Reprocessing, Fast Reactors, and Transmutation
Fast reactors, in combination with reprocessing and transmutation, have recently been proposed by the Bush administration as a way to deal with the waste. Despite this push, these technologies are not a solution to this country’s nuclear waste problem. Reprocessing is the chemical process of extracting uranium, and plutonium from irradiated fuel after it is removed from a reactor. Reprocessing process is extremely expensive, poses a security threat, leads to environmental contamination, and does not eliminate the need for a repository.
Fast neutron reactors – high temperature reactors that use separated plutonium and have an inert gas or liquid metal as a coolant – have been put forward as a way to reduce the radioactivity of spent fuel by converting long-lived radionuclides in the waste into shorter-lived radionuclides, a process known as transmutation.

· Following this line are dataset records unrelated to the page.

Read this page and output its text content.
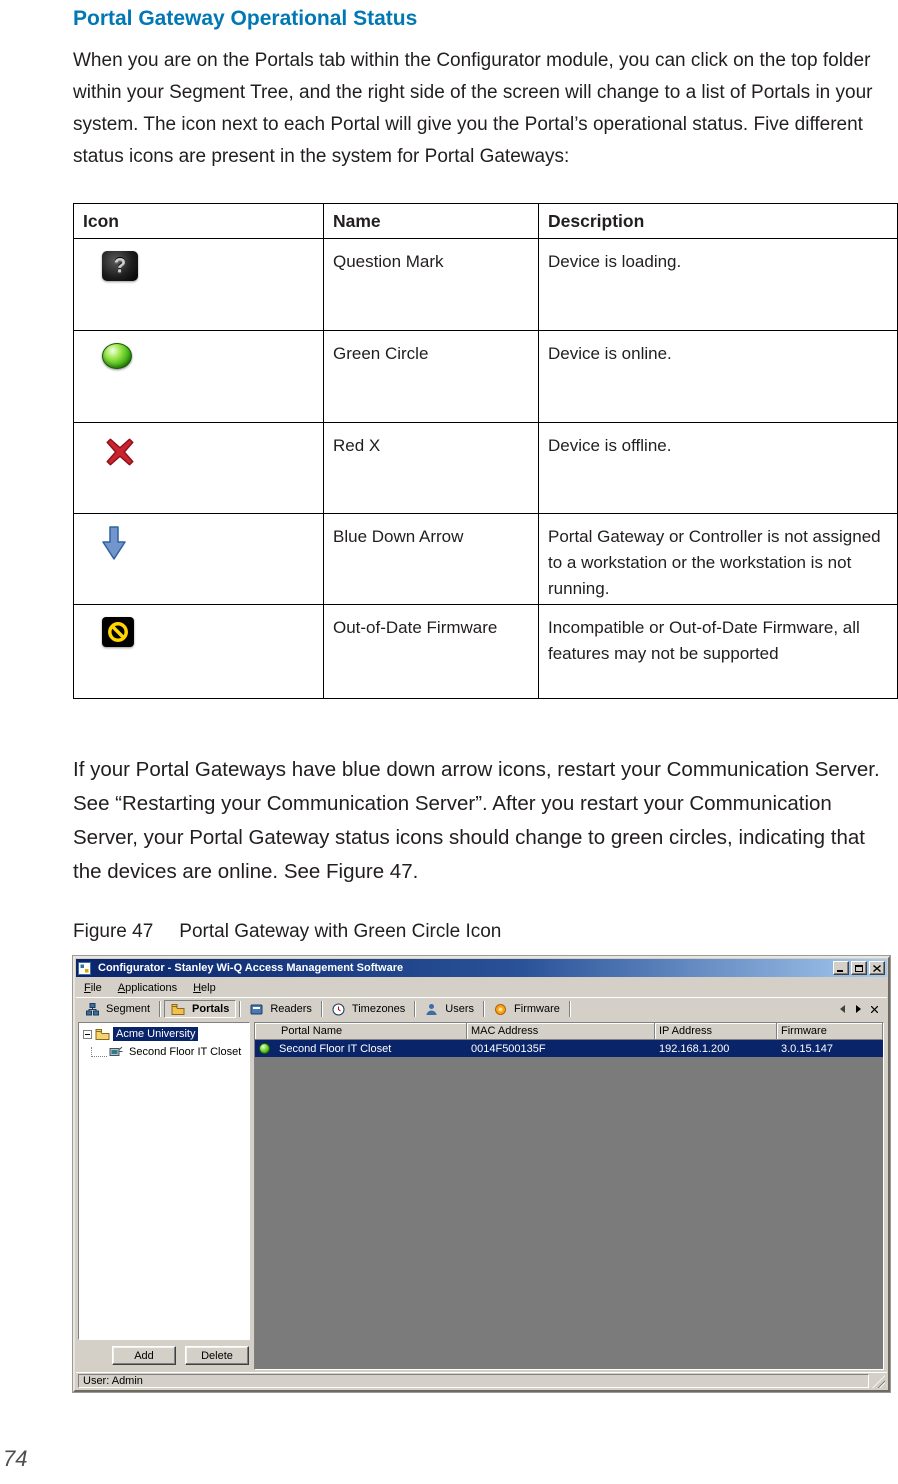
Portal Gateway Operational Status

When you are on the Portals tab within the Configurator module, you can click on the top folder within your Segment Tree, and the right side of the screen will change to a list of Portals in your system. The icon next to each Portal will give you the Portal’s operational status. Five different status icons are present in the system for Portal Gateways:

Icon	Name	Description
?	Question Mark	Device is loading.
	Green Circle	Device is online.
	Red X	Device is offline.
	Blue Down Arrow	Portal Gateway or Controller is not assigned to a workstation or the workstation is not running.

	Out-of-Date Firmware	Incompatible or Out-of-Date Firmware, all features may not be supported

If your Portal Gateways have blue down arrow icons, restart your Communication Server. See “Restarting your Communication Server”. After you restart your Communication Server, your Portal Gateway status icons should change to green circles, indicating that the devices are online. See Figure 47.

Figure 47 Portal Gateway with Green Circle Icon
Configurator - Stanley Wi-Q Access Management Software
File	Applications	Help
Segment	Portals	Readers	Timezones	Users	Firmware
Acme University
Second Floor IT Closet
Portal Name	MAC Address	IP Address	Firmware
Second Floor IT Closet	0014F500135F	192.168.1.200	3.0.15.147
Add	Delete
User: Admin
74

But fast neutron reactors have a terrible track record in safety and are incredibly expensive. These reactor designs also have many remaining technological problems, including the difficulties of using plutonium fuels in operating reactors, low rates of transmutation, unproven fuel fabrication systems, and dangers to workers making the fuel. Even if these problems were addressed, fast-neutron reactors would not eliminate the need for a repository.

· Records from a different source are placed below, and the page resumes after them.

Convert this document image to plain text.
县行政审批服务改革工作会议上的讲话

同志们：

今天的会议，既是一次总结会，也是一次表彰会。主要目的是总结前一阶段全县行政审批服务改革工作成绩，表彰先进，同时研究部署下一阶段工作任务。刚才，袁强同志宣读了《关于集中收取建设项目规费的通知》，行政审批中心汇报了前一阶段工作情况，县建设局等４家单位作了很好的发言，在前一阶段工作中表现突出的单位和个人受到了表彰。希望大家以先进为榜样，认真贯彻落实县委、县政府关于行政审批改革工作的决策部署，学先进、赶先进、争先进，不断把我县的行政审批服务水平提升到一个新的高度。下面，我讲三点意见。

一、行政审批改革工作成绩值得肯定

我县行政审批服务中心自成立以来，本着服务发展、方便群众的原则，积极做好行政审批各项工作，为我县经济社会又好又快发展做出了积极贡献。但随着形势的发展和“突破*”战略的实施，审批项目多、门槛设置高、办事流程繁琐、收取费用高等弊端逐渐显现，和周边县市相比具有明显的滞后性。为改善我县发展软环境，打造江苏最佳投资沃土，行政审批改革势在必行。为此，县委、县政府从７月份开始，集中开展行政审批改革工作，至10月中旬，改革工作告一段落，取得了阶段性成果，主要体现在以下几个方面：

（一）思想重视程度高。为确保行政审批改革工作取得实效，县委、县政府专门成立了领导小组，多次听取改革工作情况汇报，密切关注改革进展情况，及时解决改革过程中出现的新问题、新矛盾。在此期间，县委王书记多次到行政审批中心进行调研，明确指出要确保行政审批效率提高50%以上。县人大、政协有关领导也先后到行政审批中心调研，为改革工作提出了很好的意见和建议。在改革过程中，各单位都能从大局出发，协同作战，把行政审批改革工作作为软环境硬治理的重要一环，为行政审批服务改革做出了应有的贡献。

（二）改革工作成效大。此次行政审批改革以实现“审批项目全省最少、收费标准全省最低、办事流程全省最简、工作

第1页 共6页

The continued production of radioactive waste will also require its regular transportation through communities across the country. Transportation routes to Yucca Mountain, for instance, by rail, road and barge, would pass through as many as 45 states and the District of Columbia, putting the dangerous waste within half a mile of 50 million people. The transportation of high-level radioactive waste on this scale, and over such long distances, is unprecedented.
In February 2006, the National Academies of Science (NAS) released a report on the transport of irradiated fuel and high-level radioactive waste in the United States, which identifies several vital issues that must be studied before any large-scale shipments of irradiated nuclear fuel commence. These issues include full-scale crash testing of transport packages under severe accident conditions, a study of security issues, and a study of very-long-duration fires before any waste is shipped. In addition to these technical concerns about transportation, the report questioned DOE’s preparedness for such large-scale shipments, and concluded “the challenges of sustained implementation should not be underestimated.” It is clear from the report’s recommendations that DOE is not meeting the basic requirements for safe transport.